Bismarcks Machtpolitik und die Lückentheorie
Otto von Bismarck regierte als Ministerpräsident Preußens ohne vom Parlament genehmigten Haushalt - ein beispielloser Vorgang, der die Liberalen in ganz Deutschland empörte. Viele Liberale hatten auf Preußen als Partner im deutschen Einigungsprozess gehofft, waren nun aber von Bismarcks autoritärem Vorgehen verschreckt.
Zur Rechtfertigung seines Handelns entwickelte Bismarck die sogenannte Lückentheorie. Diese Theorie besagte, dass bei einer Pattsituation zwischen König und Kammern der Monarch selbst die in der Verfassung verbliebene Lücke füllen und notfalls ohne parlamentarisch genehmigten Haushalt regieren müsse. Diese umstrittene Rechtsauffassung behielt Bismarck bis 1866 bei.
Der Konflikt mit dem Parlament entzündete sich besonders an der Heeresreform, die eine Verlängerung der Dienstzeit auf drei Jahre, eine Erweiterung des adelsdominierten Offizierskorps und die Abschaffung der Landwehr vorsah. Die liberale Fortschrittspartei und andere liberale Gruppierungen, die eine Dreiviertelmehrheit im Abgeordnetenhaus besaßen, lehnten konsequent das Budget ab - konnten sich aber gegen Bismarcks Machtpolitik nicht durchsetzen.

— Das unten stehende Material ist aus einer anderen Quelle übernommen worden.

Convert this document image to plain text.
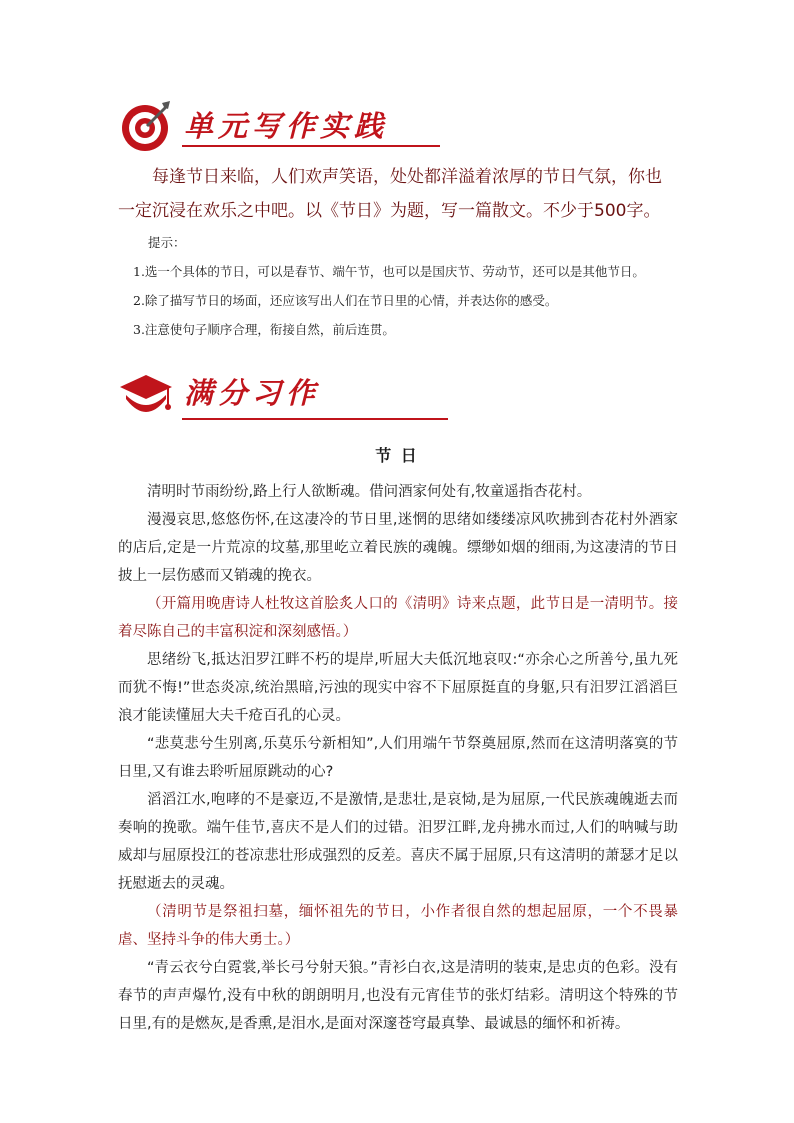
单元写作实践

每逢节日来临，人们欢声笑语，处处都洋溢着浓厚的节日气氛，你也一定沉浸在欢乐之中吧。以《节日》为题，写一篇散文。不少于500字。

提示：

1.选一个具体的节日，可以是春节、端午节，也可以是国庆节、劳动节，还可以是其他节日。

2.除了描写节日的场面，还应该写出人们在节日里的心情，并表达你的感受。

3.注意使句子顺序合理，衔接自然，前后连贯。

满分习作
节 日

清明时节雨纷纷,路上行人欲断魂。借问酒家何处有,牧童遥指杏花村。

漫漫哀思,悠悠伤怀,在这凄冷的节日里,迷惘的思绪如缕缕凉风吹拂到杏花村外酒家的店后,定是一片荒凉的坟墓,那里屹立着民族的魂魄。缥缈如烟的细雨,为这凄清的节日披上一层伤感而又销魂的挽衣。

（开篇用晚唐诗人杜牧这首脍炙人口的《清明》诗来点题，此节日是一清明节。接着尽陈自己的丰富积淀和深刻感悟。）

思绪纷飞,抵达汨罗江畔不朽的堤岸,听屈大夫低沉地哀叹:“亦余心之所善兮,虽九死而犹不悔!”世态炎凉,统治黑暗,污浊的现实中容不下屈原挺直的身躯,只有汨罗江滔滔巨浪才能读懂屈大夫千疮百孔的心灵。

“悲莫悲兮生别离,乐莫乐兮新相知”,人们用端午节祭奠屈原,然而在这清明落寞的节日里,又有谁去聆听屈原跳动的心?

滔滔江水,咆哮的不是豪迈,不是激情,是悲壮,是哀恸,是为屈原,一代民族魂魄逝去而奏响的挽歌。端午佳节,喜庆不是人们的过错。汨罗江畔,龙舟拂水而过,人们的呐喊与助威却与屈原投江的苍凉悲壮形成强烈的反差。喜庆不属于屈原,只有这清明的萧瑟才足以抚慰逝去的灵魂。

（清明节是祭祖扫墓，缅怀祖先的节日，小作者很自然的想起屈原，一个不畏暴虐、坚持斗争的伟大勇士。）

“青云衣兮白霓裳,举长弓兮射天狼。”青衫白衣,这是清明的装束,是忠贞的色彩。没有春节的声声爆竹,没有中秋的朗朗明月,也没有元宵佳节的张灯结彩。清明这个特殊的节日里,有的是燃灰,是香熏,是泪水,是面对深邃苍穹最真挚、最诚恳的缅怀和祈祷。
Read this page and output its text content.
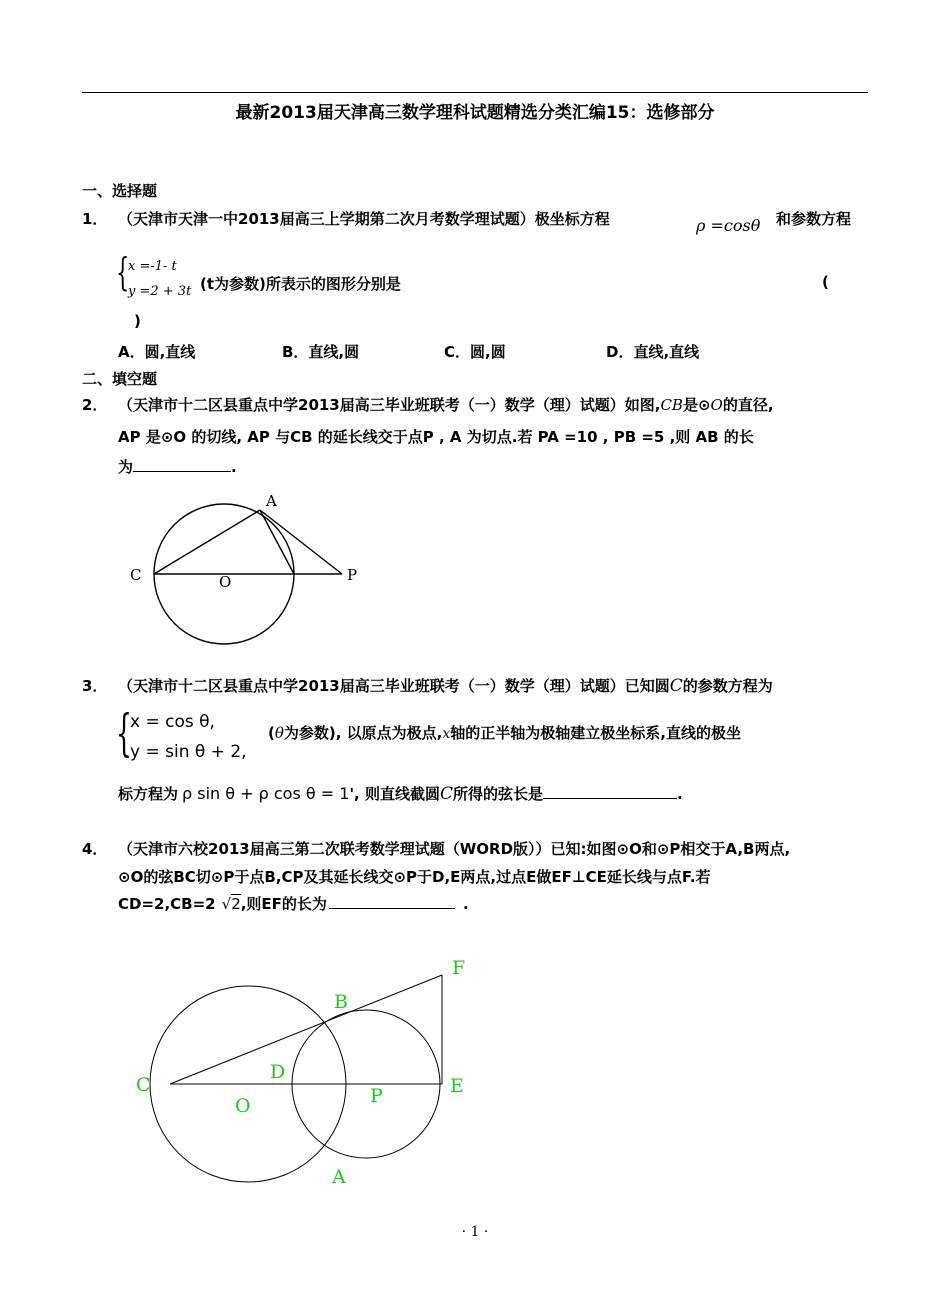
最新2013届天津高三数学理科试题精选分类汇编15：选修部分
一、选择题
1． （天津市天津一中2013届高三上学期第二次月考数学理试题）极坐标方程	ρ =cosθ 和参数方程
{
x =-1- t
y =2 + 3t (t为参数)所表示的图形分别是	(
)
A．圆,直线	B．直线,圆	C．圆,圆	D．直线,直线
二、填空题
2． （天津市十二区县重点中学2013届高三毕业班联考（一）数学（理）试题）如图,CB是⊙O的直径,
AP 是⊙O 的切线, AP 与CB 的延长线交于点P , A 为切点.若 PA =10 , PB =5 ,则 AB 的长
为	.
A
C	O	P
3． （天津市十二区县重点中学2013届高三毕业班联考（一）数学（理）试题）已知圆C的参数方程为
{
x = cos θ,
y = sin θ + 2,
(θ为参数), 以原点为极点,x轴的正半轴为极轴建立极坐标系,直线的极坐
标方程为 ρ sin θ + ρ cos θ = 1', 则直线截圆C所得的弦长是	.
4． （天津市六校2013届高三第二次联考数学理试题（WORD版））已知:如图⊙O和⊙P相交于A,B两点,
⊙O的弦BC切⊙P于点B,CP及其延长线交⊙P于D,E两点,过点E做EF⊥CE延长线与点F.若
CD=2,CB=2 √2,则EF的长为	.
F
B
C
D
E
O	P
A
· 1 ·
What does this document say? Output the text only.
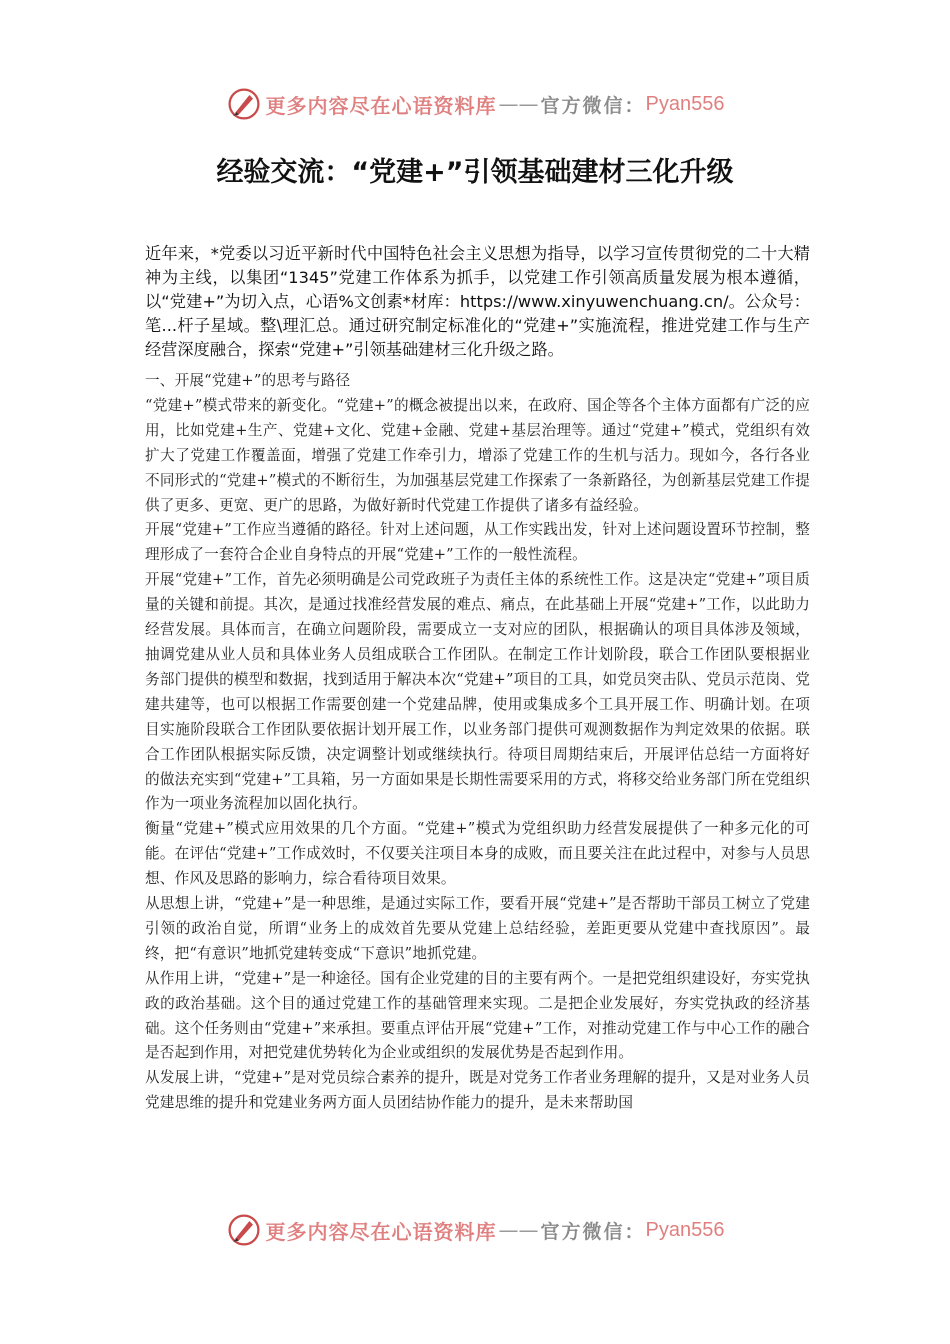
更多内容尽在心语资料库 —— 官方微信： Pyan556
经验交流：“党建+”引领基础建材三化升级
近年来，*党委以习近平新时代中国特色社会主义思想为指导，以学习宣传贯彻党的二十大精神为主线，以集团“1345”党建工作体系为抓手，以党建工作引领高质量发展为根本遵循，以“党建+”为切入点，心语%文创素*材库：https://www.xinyuwenchuang.cn/。公众号：笔...杆子星域。整\理汇总。通过研究制定标准化的“党建+”实施流程，推进党建工作与生产经营深度融合，探索“党建+”引领基础建材三化升级之路。

一、开展“党建+”的思考与路径

“党建+”模式带来的新变化。“党建+”的概念被提出以来，在政府、国企等各个主体方面都有广泛的应用，比如党建+生产、党建+文化、党建+金融、党建+基层治理等。通过“党建+”模式，党组织有效扩大了党建工作覆盖面，增强了党建工作牵引力，增添了党建工作的生机与活力。现如今，各行各业不同形式的“党建+”模式的不断衍生，为加强基层党建工作探索了一条新路径，为创新基层党建工作提供了更多、更宽、更广的思路，为做好新时代党建工作提供了诸多有益经验。

开展“党建+”工作应当遵循的路径。针对上述问题，从工作实践出发，针对上述问题设置环节控制，整理形成了一套符合企业自身特点的开展“党建+”工作的一般性流程。

开展“党建+”工作，首先必须明确是公司党政班子为责任主体的系统性工作。这是决定“党建+”项目质量的关键和前提。其次，是通过找准经营发展的难点、痛点，在此基础上开展“党建+”工作，以此助力经营发展。具体而言，在确立问题阶段，需要成立一支对应的团队，根据确认的项目具体涉及领域，抽调党建从业人员和具体业务人员组成联合工作团队。在制定工作计划阶段，联合工作团队要根据业务部门提供的模型和数据，找到适用于解决本次“党建+”项目的工具，如党员突击队、党员示范岗、党建共建等，也可以根据工作需要创建一个党建品牌，使用或集成多个工具开展工作、明确计划。在项目实施阶段联合工作团队要依据计划开展工作，以业务部门提供可观测数据作为判定效果的依据。联合工作团队根据实际反馈，决定调整计划或继续执行。待项目周期结束后，开展评估总结一方面将好的做法充实到“党建+”工具箱，另一方面如果是长期性需要采用的方式，将移交给业务部门所在党组织作为一项业务流程加以固化执行。

衡量“党建+”模式应用效果的几个方面。“党建+”模式为党组织助力经营发展提供了一种多元化的可能。在评估“党建+”工作成效时，不仅要关注项目本身的成败，而且要关注在此过程中，对参与人员思想、作风及思路的影响力，综合看待项目效果。

从思想上讲，“党建+”是一种思维，是通过实际工作，要看开展“党建+”是否帮助干部员工树立了党建引领的政治自觉，所谓“业务上的成效首先要从党建上总结经验，差距更要从党建中查找原因”。最终，把“有意识”地抓党建转变成“下意识”地抓党建。

从作用上讲，“党建+”是一种途径。国有企业党建的目的主要有两个。一是把党组织建设好，夯实党执政的政治基础。这个目的通过党建工作的基础管理来实现。二是把企业发展好，夯实党执政的经济基础。这个任务则由“党建+”来承担。要重点评估开展“党建+”工作，对推动党建工作与中心工作的融合是否起到作用，对把党建优势转化为企业或组织的发展优势是否起到作用。

从发展上讲，“党建+”是对党员综合素养的提升，既是对党务工作者业务理解的提升，又是对业务人员党建思维的提升和党建业务两方面人员团结协作能力的提升，是未来帮助国

更多内容尽在心语资料库 —— 官方微信： Pyan556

Merke dir: Bismarcks rücksichtsloses Vorgehen mit Pressezensur, Bespitzelung missliebiger Personen und Maßregelung von Beamten zeigt, wie er seine Macht zur Durchsetzung seiner politischen Ziele einsetzte. Die nationale Frage wurde von ihm geschickt für seine Zwecke instrumentalisiert.